Desde sus orígenes como especie diferenciada de sus "primos" los simios, el hombre ha recurrido a representaciones para intentar explicar su propia existencia y la del mundo que le rodea. En medio de una naturaleza salvaje, a merced de fenómenos incontrolables como tormentas, inundaciones, fuegos, terremotos… y expuesto a calamidades como el hambre y las enfermedades, nuestros antepasados, débiles e indefensos, necesitaban de algún ente sobrenatural que les sirviese de consuelo y protección frente a tantas adversidades. Vieron primero poderes mágicos en árboles, rocas y animales; después usaron tótems para proteger a la tribu, se valieron de brujos y talismanes y, por fin, idearon las religiones para poder dar sentido a la vida. Crucifijos, vírgenes, figuras de Buda y de Shiva o incluso suras del Corán son iconos que acompañan a los humanos desde tiempo inmemorial proporcionándoles respuestas respecto a su inevitable y fatal destino. No fue hasta hace 150 años que un químico ruso, Dmitri Mendeléyev, ideó una representación del mundo que no necesita de la fe (imprescindible para aceptar los dogmas religiosos) porque recurre a la razón (consustancial al método científico), se trata de la tabla periódica de los elementos.
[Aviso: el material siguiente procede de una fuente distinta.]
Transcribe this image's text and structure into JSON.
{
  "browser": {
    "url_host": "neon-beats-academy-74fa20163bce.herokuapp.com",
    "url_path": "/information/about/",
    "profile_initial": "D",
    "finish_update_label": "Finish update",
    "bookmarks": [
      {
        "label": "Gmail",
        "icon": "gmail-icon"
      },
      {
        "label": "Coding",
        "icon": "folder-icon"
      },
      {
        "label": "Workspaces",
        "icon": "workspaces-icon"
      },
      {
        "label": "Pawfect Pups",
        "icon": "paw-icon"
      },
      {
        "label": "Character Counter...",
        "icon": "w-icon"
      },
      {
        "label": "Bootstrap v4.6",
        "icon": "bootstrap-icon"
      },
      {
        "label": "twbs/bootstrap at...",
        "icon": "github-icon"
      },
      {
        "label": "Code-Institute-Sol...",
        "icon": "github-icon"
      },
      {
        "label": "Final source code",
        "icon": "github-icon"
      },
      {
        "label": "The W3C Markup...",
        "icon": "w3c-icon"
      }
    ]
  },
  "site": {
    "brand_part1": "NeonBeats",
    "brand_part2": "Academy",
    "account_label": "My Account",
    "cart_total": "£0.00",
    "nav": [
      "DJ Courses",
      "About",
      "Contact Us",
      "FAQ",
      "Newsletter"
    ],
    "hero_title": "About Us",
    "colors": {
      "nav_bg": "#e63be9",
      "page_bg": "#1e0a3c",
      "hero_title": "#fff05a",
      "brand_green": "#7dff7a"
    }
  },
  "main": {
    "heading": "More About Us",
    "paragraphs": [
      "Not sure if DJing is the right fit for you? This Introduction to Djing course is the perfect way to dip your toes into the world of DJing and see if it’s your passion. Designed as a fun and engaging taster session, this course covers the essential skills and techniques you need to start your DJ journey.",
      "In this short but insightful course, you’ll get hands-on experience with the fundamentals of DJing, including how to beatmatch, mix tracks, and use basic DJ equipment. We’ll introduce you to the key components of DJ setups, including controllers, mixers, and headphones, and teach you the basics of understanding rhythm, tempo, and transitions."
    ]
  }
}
Una imagen gráfica que, con su familiar contorno escalonado y cada elemento contenido en una de sus más de cien casillas pulcramente amontonadas, nos muestra los ingredientes fundamentales de toda materia. No existe nada que no este constituido por estos elementos.

Como si fuesen las cartas de un solitario, Mendeléyev fue distribuyendo los elementos en filas en función de su número atómico (cantidad de protones presentes en el núcleo de sus átomos) y la valencia (número de electrones que entran en juego en una reacción química) y observó que, de golpe, ese ordenamiento explicaba tantas cosas y era tan natural que parecía más una revelación que un descubrimiento. Con todo, su mayor genialidad fue dejar en aquella primitiva tabla, recuadros vacíos que esperaba rellenar con elementos aún no descubiertos, una teoría que pronto se vería corroborada con la identificación del galio (debajo del aluminio), el escandio (entre el calcio y el titanio) y el germanio (en el hueco que separaba el silicio del estaño en la columna de la familia del carbono). Resulta evidente que la ciencia y la religión persiguen el conocimiento del universo usando diferentes metodologías. Infortunadamente además de distintas parecen incompatibles. Yo me decanté por la ciencia el día en que coloqué un poster de la Tabla Periódica en mi cuarto sustituyendo al de Fray Escoba (del que tan devota era mi madre), a pesar de las muchas cualidades que hacían del santo mulato casi un superhéroe: don de la bilocación y la sanación, clarividencia y -lo más fascinante- su increíble familiaridad en el trato con ratas, ratones y bichejos varios.